Without pressure, without threat, the game just couldn’t hold my interest.

A successful combination of two different genres that needs more meat on its bones

It does provide some fantastic moments, such as manually dragging zombie corpses from your store and choosing between keeping their loot to use yourself, or listing it for sale. Both these elements help make zombie engagements fit seamlessly into the shopkeeping gameplay as you balance your own equipment with the potential profit of selling it all off. It doesn’t feel like two separate games, it feels like one cohesive experience, which is a fine achievement.

Friendly fire existing also makes the simple combat more demanding, and gives you a reason to hire Defender staff members who won’t accidentally shoot a customer in the face at point blank range (It’s okay really, I only lost 4% of our reputation for that incident).

Wait for full relea- Oh, right

Overall, it’s a real shame that the game couldn’t keep the content coming after an incredibly promising introduction. Being confined to a single car park, with the rest of reality only visible on a map screen, is just a little too simple compared to the potential of scavenging and crafting systems.

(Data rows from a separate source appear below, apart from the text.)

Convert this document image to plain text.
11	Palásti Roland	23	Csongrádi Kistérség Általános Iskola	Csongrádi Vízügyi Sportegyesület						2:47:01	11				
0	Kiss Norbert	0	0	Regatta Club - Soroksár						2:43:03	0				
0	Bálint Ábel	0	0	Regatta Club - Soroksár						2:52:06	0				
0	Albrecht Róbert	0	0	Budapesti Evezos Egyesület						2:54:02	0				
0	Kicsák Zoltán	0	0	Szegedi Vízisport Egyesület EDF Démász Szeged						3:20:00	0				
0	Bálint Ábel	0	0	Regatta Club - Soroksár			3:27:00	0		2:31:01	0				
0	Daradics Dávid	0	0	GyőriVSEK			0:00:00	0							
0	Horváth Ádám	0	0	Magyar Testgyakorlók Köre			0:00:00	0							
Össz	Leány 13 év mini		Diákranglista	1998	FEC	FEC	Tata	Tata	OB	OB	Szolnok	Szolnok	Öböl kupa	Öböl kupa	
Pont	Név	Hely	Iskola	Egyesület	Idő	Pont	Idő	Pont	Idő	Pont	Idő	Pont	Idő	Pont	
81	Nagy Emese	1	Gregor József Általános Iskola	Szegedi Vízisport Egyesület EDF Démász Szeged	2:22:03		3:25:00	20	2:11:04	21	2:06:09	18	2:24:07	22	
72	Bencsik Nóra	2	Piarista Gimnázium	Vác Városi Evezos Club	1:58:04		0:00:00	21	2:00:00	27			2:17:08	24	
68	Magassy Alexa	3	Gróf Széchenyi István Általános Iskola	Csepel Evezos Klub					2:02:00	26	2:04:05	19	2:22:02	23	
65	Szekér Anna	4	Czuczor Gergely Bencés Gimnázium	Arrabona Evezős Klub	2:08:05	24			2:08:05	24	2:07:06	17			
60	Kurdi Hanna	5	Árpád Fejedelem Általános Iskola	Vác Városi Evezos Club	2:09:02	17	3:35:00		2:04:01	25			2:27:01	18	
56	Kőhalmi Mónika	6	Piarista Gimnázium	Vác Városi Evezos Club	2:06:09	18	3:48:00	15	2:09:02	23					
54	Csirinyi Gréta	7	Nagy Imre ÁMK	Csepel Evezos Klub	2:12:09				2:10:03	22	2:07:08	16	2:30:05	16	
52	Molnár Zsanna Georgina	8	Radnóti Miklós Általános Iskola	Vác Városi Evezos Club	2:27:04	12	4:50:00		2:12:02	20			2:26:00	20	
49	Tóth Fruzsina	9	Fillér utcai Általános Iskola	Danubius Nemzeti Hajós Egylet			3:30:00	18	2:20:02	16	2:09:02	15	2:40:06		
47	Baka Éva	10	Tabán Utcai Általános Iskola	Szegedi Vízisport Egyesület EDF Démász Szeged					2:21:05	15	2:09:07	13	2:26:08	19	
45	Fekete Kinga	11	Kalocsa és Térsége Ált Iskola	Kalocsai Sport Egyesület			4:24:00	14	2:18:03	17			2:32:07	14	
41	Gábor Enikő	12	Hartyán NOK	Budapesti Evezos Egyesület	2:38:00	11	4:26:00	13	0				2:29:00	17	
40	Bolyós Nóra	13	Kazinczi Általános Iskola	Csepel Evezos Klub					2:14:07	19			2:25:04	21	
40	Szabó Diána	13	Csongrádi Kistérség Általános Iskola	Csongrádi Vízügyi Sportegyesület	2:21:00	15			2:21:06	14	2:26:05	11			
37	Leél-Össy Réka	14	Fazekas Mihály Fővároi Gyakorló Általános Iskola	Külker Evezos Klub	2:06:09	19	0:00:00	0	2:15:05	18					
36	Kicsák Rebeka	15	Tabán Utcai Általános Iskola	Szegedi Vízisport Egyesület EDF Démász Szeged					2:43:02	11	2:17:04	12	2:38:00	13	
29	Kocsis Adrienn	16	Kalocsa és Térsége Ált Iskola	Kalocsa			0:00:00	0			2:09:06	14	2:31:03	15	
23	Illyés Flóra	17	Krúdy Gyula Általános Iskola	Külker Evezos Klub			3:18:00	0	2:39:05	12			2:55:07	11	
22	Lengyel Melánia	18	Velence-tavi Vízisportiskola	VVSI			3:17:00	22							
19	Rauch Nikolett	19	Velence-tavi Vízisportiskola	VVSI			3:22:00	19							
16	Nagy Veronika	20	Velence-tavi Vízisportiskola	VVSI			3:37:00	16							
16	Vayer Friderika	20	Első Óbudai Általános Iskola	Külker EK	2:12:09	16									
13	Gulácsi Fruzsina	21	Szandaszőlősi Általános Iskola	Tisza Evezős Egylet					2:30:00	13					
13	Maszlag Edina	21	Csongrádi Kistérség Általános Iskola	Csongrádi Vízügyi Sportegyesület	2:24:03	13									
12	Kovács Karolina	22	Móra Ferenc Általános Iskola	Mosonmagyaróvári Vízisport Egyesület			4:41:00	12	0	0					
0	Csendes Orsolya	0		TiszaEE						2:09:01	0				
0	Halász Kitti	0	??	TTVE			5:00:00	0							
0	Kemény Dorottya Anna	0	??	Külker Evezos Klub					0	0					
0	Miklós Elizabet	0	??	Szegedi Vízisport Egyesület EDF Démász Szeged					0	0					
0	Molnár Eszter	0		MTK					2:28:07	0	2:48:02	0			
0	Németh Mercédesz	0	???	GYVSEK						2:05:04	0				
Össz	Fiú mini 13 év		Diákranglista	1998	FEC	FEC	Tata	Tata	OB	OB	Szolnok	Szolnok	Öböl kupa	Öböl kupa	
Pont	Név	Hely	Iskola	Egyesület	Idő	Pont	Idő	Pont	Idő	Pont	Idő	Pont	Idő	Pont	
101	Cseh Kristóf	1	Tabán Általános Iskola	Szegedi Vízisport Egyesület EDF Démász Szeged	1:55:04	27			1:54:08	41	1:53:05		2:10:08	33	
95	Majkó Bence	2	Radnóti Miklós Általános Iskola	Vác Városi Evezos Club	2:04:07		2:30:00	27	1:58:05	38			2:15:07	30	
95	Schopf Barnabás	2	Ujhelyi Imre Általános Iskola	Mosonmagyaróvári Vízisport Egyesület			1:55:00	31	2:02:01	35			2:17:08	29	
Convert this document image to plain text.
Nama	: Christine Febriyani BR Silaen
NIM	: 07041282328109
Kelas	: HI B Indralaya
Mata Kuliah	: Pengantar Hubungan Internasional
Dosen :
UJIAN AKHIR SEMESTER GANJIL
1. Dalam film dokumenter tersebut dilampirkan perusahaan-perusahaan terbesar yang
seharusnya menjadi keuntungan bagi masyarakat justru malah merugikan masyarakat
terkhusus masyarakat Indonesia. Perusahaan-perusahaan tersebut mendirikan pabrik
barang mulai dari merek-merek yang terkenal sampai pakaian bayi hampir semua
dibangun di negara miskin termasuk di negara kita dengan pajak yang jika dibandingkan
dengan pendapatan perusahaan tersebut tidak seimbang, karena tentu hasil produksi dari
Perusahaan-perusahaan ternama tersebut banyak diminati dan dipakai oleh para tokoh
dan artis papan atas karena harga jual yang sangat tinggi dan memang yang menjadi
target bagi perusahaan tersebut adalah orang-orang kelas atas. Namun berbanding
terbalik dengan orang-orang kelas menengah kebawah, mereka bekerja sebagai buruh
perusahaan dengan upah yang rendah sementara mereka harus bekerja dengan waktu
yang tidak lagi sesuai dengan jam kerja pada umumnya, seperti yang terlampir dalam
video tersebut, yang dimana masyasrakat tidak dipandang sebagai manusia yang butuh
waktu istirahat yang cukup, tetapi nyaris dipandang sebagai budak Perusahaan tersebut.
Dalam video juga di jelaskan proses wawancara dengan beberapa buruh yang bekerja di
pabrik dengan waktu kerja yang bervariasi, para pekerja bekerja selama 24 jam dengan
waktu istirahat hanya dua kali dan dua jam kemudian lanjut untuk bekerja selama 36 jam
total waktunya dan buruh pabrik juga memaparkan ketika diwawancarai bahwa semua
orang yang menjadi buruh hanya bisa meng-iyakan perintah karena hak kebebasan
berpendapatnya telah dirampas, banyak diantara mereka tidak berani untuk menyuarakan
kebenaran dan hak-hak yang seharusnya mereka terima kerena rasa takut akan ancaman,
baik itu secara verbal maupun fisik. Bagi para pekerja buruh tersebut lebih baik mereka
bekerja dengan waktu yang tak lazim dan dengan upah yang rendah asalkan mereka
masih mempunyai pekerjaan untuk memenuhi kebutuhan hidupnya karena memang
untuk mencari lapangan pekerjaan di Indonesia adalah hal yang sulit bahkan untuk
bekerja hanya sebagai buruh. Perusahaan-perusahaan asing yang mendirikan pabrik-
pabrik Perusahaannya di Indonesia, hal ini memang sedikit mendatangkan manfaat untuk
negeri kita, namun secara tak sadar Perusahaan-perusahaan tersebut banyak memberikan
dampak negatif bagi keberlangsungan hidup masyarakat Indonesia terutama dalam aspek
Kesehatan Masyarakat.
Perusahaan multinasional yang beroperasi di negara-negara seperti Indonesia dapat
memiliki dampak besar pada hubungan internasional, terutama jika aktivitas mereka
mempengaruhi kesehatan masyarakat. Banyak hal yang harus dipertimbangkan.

I can picture a game where I leave someone looking after the store while I scavenge, or I have to arrange wrecked cars in the car park to create a fun zombie-impeding maze for raid nights, and during all of this I’d be utilising my skill trees fully. As it stands it’s like a restaurant giving you chef-grade cutlery to eat a microwave meal. Sure, microwave meals get the job done, but it still feels like a waste to use such great tools for such a simple dish.